Comptroller urges saving for college

February 09, 2009|By ANDREW SCHOTZ

HAGERSTOWN -- Even at 10 years old, it's not too soon to think about college, Maryland Comptroller Peter Franchot told fourth-graders on Monday.

Franchot urged students in a Pangborn Elementary School class to ask their parents to start saving money for their higher education.

Franchot was joined by Joan Marshall, executive director of College Savings Plans of Maryland, an independent state agency.

Later, he toured the new school, two years after seeing cramped conditions at the previous Pangborn Elementary building, which since has been torn down.

Franchot praised the construction of the new school for being on time and within its budget.

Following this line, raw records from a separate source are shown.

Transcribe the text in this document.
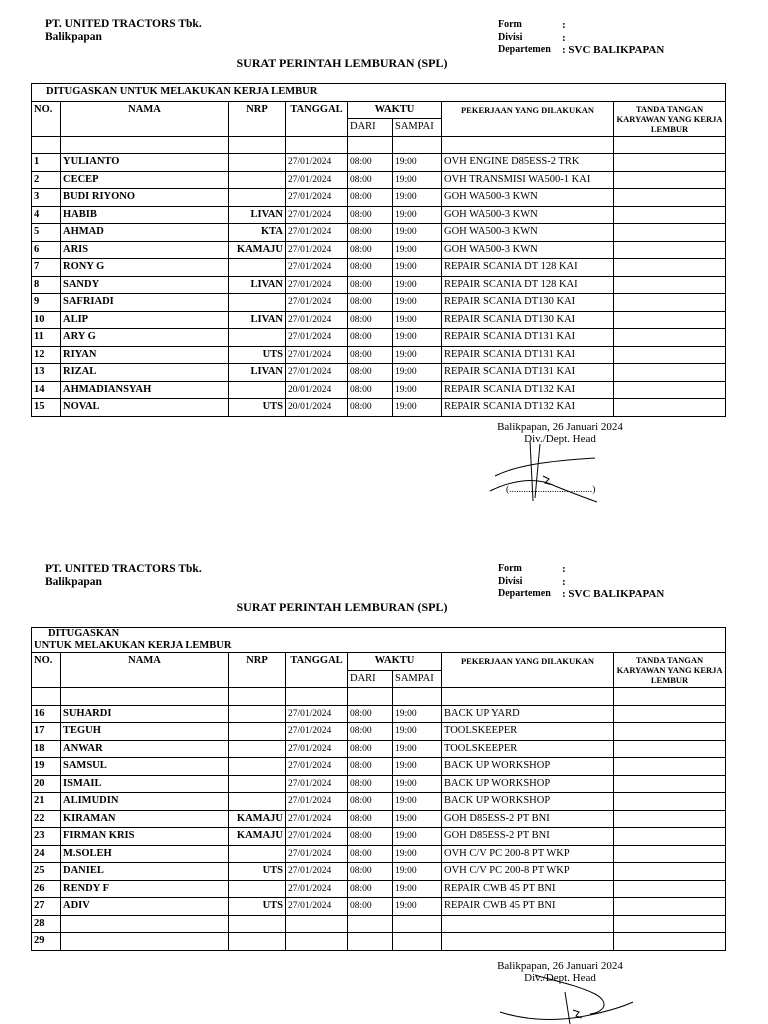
PT. UNITED TRACTORS Tbk.
Balikpapan
Form	:
Divisi	:
Departemen	: SVC BALIKPAPAN
SURAT PERINTAH LEMBURAN (SPL)
DITUGASKAN UNTUK MELAKUKAN KERJA LEMBUR							
NO.	NAMA	NRP	TANGGAL	WAKTU		PEKERJAAN YANG DILAKUKAN	TANDA TANGAN KARYAWAN YANG KERJA LEMBUR
				DARI	SAMPAI		

1	YULIANTO		27/01/2024	08:00	19:00	OVH ENGINE D85ESS-2 TRK	
2	CECEP		27/01/2024	08:00	19:00	OVH TRANSMISI WA500-1 KAI	
3	BUDI RIYONO		27/01/2024	08:00	19:00	GOH WA500-3 KWN	
4	HABIB	LIVAN	27/01/2024	08:00	19:00	GOH WA500-3 KWN	
5	AHMAD	KTA	27/01/2024	08:00	19:00	GOH WA500-3 KWN	
6	ARIS	KAMAJU	27/01/2024	08:00	19:00	GOH WA500-3 KWN	
7	RONY G		27/01/2024	08:00	19:00	REPAIR SCANIA DT 128 KAI	
8	SANDY	LIVAN	27/01/2024	08:00	19:00	REPAIR SCANIA DT 128 KAI	
9	SAFRIADI		27/01/2024	08:00	19:00	REPAIR SCANIA DT130 KAI	
10	ALIP	LIVAN	27/01/2024	08:00	19:00	REPAIR SCANIA DT130 KAI	
11	ARY G		27/01/2024	08:00	19:00	REPAIR SCANIA DT131 KAI	
12	RIYAN	UTS	27/01/2024	08:00	19:00	REPAIR SCANIA DT131 KAI	
13	RIZAL	LIVAN	27/01/2024	08:00	19:00	REPAIR SCANIA DT131 KAI	
14	AHMADIANSYAH		20/01/2024	08:00	19:00	REPAIR SCANIA DT132 KAI	
15	NOVAL	UTS	20/01/2024	08:00	19:00	REPAIR SCANIA DT132 KAI	
Balikpapan, 26 Januari 2024
Div./Dept. Head
(...................................)
PT. UNITED TRACTORS Tbk.
Balikpapan
Form	:
Divisi	:
Departemen	: SVC BALIKPAPAN
SURAT PERINTAH LEMBURAN (SPL)
DITUGASKAN
UNTUK MELAKUKAN KERJA LEMBUR							

NO.	NAMA	NRP	TANGGAL	WAKTU		PEKERJAAN YANG DILAKUKAN	TANDA TANGAN KARYAWAN YANG KERJA LEMBUR
				DARI	SAMPAI		

16	SUHARDI		27/01/2024	08:00	19:00	BACK UP YARD	
17	TEGUH		27/01/2024	08:00	19:00	TOOLSKEEPER	
18	ANWAR		27/01/2024	08:00	19:00	TOOLSKEEPER	
19	SAMSUL		27/01/2024	08:00	19:00	BACK UP WORKSHOP	
20	ISMAIL		27/01/2024	08:00	19:00	BACK UP WORKSHOP	
21	ALIMUDIN		27/01/2024	08:00	19:00	BACK UP WORKSHOP	
22	KIRAMAN	KAMAJU	27/01/2024	08:00	19:00	GOH D85ESS-2 PT BNI	
23	FIRMAN KRIS	KAMAJU	27/01/2024	08:00	19:00	GOH D85ESS-2 PT BNI	
24	M.SOLEH		27/01/2024	08:00	19:00	OVH C/V PC 200-8 PT WKP	
25	DANIEL	UTS	27/01/2024	08:00	19:00	OVH C/V PC 200-8 PT WKP	
26	RENDY F		27/01/2024	08:00	19:00	REPAIR CWB 45 PT BNI	
27	ADIV	UTS	27/01/2024	08:00	19:00	REPAIR CWB 45 PT BNI	
28							
29							
Balikpapan, 26 Januari 2024
Div./Dept. Head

Jamie Hade's fourth-grade class sat quietly and listened to Franchot's presentation. When he asked the children what their favorite pro football team is, they perked up and called out a range of answers.


The question had a purpose. New posters promoting higher education show only the Baltimore Ravens who got a college degree -- 37 of the 53 players, Marshall said.

College Savings Plans of Maryland has two state-sponsored choices, according to a brochure Marshall gave children for their parents.

One is a prepaid college trust to lock in current tuition rates.

The other is an investment plan requiring a minimum contribution of $25 a month. Parents can start as soon as a child is born.

The programs offer tax deductions on contributions and tax-free earnings.

Franchot is vice chairman of the College Savings Plans of Maryland board, according to his office.

A group including Franchot, Superintendent Elizabeth Morgan, school board members Ruth Anne Callaham and Justin M. Hartings, and Principal Richard Gehrman walked through the school, visiting classrooms, the cafeteria and the gym.

The $23 million school opened last August, replacing a smaller building that was more than 50 years old.

Before stopping at Pangborn Elementary School, Franchot talked to some Washington County business leaders.

In a phone interview, Hagerstown-Washington County Chamber of Commerce President Brien J. Poffenberger said the meeting included a discussion about economic growth around Hagerstown Regional Airport, a push to repair the Big Slackwater section of the C&O Canal National Historical Park and the reuse of vacant commercial buildings.

Poffenberger said the group also voiced its concern about any legislation affecting Washington County's tip-jar system, which distributes money to local nonprofit organizations.